Sus necesidades pueden cambiar dependiendo de la etapa en la que se encuentre:
- Durante el crecimiento: necesita bastante luz, ya que utiliza su energía para producir nuevas hojas y desarrollar varas florales. Puede tolerar algunos rayos de sol que entren de manera moderada por una ventana.
- Durante la floración: es preferible evitar el sol directo, especialmente durante las horas de mayor intensidad, para proteger las flores y prolongar su duración.
En condiciones favorables, una Phalaenopsis puede florecer durante varios meses. Sin embargo, las plantas que se comercializan en viveros suelen haber sido preparadas para florecer en diferentes épocas del año.
¿Cómo saber si una orquídea necesita agua?
Una de las mejores formas de determinar cuándo regarla es observar sus raíces, especialmente cuando la planta se encuentra en una maceta transparente.
El color puede funcionar como una señal sencilla:
- Raíces verdes: indican que la planta todavía conserva suficiente humedad y no es necesario regarla.
- Raíces grises, blancas o plateadas: señalan que ha llegado el momento de proporcionarle agua.
Esta observación es más útil que seguir un calendario rígido, ya que la frecuencia de riego puede cambiar dependiendo de la temperatura, la humedad y las condiciones del lugar donde se encuentre la planta.

¿Cuál es la forma correcta de regar una orquídea?
Una alternativa práctica consiste en realizar el riego por inmersión. Para hacerlo, coloca la maceta en un recipiente con agua durante aproximadamente 10 a 15 minutos.
Después, retírala y permite que todo el exceso de agua salga por los orificios de drenaje antes de volver a colocarla en su sitio.
Es importante que el agua no permanezca acumulada en el recipiente o en la maceta, ya que las raíces necesitan ventilación y periodos en los que puedan secarse parcialmente.
¿Por qué no se deben mojar las hojas de la orquídea?
Durante el riego también es importante tener cuidado con las hojas y, especialmente, con la zona central de la planta. La acumulación de agua en estos puntos puede favorecer la aparición de hongos y otros problemas.

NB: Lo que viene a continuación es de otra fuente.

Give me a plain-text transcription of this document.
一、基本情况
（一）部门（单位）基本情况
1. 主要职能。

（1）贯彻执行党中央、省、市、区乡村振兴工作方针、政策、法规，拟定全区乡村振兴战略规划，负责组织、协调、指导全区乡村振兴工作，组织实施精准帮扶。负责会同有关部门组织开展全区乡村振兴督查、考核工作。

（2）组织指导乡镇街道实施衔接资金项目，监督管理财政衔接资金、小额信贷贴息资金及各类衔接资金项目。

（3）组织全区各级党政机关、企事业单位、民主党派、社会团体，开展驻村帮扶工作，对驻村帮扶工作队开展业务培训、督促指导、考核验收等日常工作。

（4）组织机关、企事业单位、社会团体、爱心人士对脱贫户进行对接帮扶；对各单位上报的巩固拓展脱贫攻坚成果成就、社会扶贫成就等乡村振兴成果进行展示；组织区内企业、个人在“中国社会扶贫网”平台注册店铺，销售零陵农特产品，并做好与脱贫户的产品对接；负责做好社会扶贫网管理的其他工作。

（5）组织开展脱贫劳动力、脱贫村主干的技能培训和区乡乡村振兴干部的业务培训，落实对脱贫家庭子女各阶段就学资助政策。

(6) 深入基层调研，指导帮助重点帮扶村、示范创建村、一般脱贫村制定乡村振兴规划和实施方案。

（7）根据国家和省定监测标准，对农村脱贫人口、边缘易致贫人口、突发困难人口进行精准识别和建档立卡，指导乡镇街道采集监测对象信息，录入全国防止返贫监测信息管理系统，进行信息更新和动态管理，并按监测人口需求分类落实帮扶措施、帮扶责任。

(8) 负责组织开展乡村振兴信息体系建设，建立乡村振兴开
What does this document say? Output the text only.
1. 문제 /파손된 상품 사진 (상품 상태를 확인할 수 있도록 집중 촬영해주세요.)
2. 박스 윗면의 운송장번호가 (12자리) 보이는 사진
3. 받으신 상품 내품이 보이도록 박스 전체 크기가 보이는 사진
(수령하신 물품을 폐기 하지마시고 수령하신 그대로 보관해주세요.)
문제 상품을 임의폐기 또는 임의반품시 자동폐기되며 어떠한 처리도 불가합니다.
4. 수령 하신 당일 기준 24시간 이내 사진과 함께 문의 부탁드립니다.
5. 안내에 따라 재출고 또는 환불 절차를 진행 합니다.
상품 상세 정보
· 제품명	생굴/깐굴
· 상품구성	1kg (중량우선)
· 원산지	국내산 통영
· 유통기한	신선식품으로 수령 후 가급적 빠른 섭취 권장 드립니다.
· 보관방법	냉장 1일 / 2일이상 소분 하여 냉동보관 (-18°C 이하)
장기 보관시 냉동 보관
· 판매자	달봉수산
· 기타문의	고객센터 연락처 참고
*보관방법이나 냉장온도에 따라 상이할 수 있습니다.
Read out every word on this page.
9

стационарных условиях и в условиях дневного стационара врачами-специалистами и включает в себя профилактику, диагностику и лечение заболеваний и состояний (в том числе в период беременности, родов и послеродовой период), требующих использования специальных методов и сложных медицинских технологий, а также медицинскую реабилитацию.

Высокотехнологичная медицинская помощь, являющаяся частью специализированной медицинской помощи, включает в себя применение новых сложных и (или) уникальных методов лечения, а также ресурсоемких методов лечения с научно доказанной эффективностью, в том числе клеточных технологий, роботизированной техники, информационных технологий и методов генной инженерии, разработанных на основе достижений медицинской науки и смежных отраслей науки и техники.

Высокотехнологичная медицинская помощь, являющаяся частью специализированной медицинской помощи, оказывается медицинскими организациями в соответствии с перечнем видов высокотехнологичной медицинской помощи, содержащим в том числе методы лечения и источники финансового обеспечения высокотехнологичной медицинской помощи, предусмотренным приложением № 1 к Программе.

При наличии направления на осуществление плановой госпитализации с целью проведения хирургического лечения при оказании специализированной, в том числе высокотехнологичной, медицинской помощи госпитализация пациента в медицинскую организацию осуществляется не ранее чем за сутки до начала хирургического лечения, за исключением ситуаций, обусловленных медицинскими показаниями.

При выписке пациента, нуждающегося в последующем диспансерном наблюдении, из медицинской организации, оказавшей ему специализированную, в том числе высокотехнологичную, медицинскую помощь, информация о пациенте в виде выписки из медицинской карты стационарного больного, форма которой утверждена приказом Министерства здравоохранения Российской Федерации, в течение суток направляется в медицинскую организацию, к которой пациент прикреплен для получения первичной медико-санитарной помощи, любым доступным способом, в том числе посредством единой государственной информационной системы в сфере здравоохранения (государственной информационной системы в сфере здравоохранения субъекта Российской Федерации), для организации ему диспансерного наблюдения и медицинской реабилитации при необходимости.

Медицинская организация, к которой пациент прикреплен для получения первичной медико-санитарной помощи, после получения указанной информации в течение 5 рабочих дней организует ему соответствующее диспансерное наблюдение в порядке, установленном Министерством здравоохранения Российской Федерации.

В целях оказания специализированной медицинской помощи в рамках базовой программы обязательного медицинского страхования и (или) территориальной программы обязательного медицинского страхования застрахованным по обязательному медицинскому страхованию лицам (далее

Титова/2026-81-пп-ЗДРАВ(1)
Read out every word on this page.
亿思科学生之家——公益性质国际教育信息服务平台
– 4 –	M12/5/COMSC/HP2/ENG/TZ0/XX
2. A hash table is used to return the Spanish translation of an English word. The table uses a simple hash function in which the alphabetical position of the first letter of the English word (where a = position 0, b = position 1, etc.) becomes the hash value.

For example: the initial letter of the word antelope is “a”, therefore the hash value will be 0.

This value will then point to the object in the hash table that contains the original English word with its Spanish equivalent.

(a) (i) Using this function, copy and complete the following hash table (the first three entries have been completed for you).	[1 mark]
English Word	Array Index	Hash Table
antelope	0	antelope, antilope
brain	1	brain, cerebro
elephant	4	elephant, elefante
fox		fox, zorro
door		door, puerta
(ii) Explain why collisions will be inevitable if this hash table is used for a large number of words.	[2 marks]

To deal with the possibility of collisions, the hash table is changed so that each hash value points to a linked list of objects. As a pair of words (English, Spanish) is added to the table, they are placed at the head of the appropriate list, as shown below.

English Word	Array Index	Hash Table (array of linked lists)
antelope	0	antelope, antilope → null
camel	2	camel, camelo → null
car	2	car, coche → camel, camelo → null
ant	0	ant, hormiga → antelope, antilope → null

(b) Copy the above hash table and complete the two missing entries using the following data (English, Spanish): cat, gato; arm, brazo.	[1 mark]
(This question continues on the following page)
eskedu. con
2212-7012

Por eso, después de regarla, lo recomendable es asegurarse de que la planta quede bien escurrida y que no haya agua estancada entre sus hojas.

¿Cuál es el error que puede provocar que las raíces se pudran?
El exceso de agua es uno de los principales enemigos de las orquídeas. Cuando las raíces permanecen constantemente húmedas y no cuentan con suficiente ventilación, pueden comenzar a deteriorarse.
La humedad excesiva crea condiciones favorables para la aparición de hongos y bacterias, lo que puede provocar que las raíces se debiliten y eventualmente se pudran.
Por esta razón, regar la planta cada cierto número de días sin revisar primero sus raíces puede convertirse en un error.
Uno de los efectos que pueden observarse es el deterioro o caída de los botones florales antes de que lleguen a abrir.
Por ello, una vez encontrado un espacio con buena iluminación, temperatura estable y condiciones adecuadas, es preferible evitar moverla constantemente.
Observar la planta antes de regarla puede marcar una gran diferencia. En lugar de agregar agua por rutina, revisar el estado de sus raíces permitirá saber si realmente la necesita y ayudará a evitar uno de los problemas más comunes: el exceso de humedad.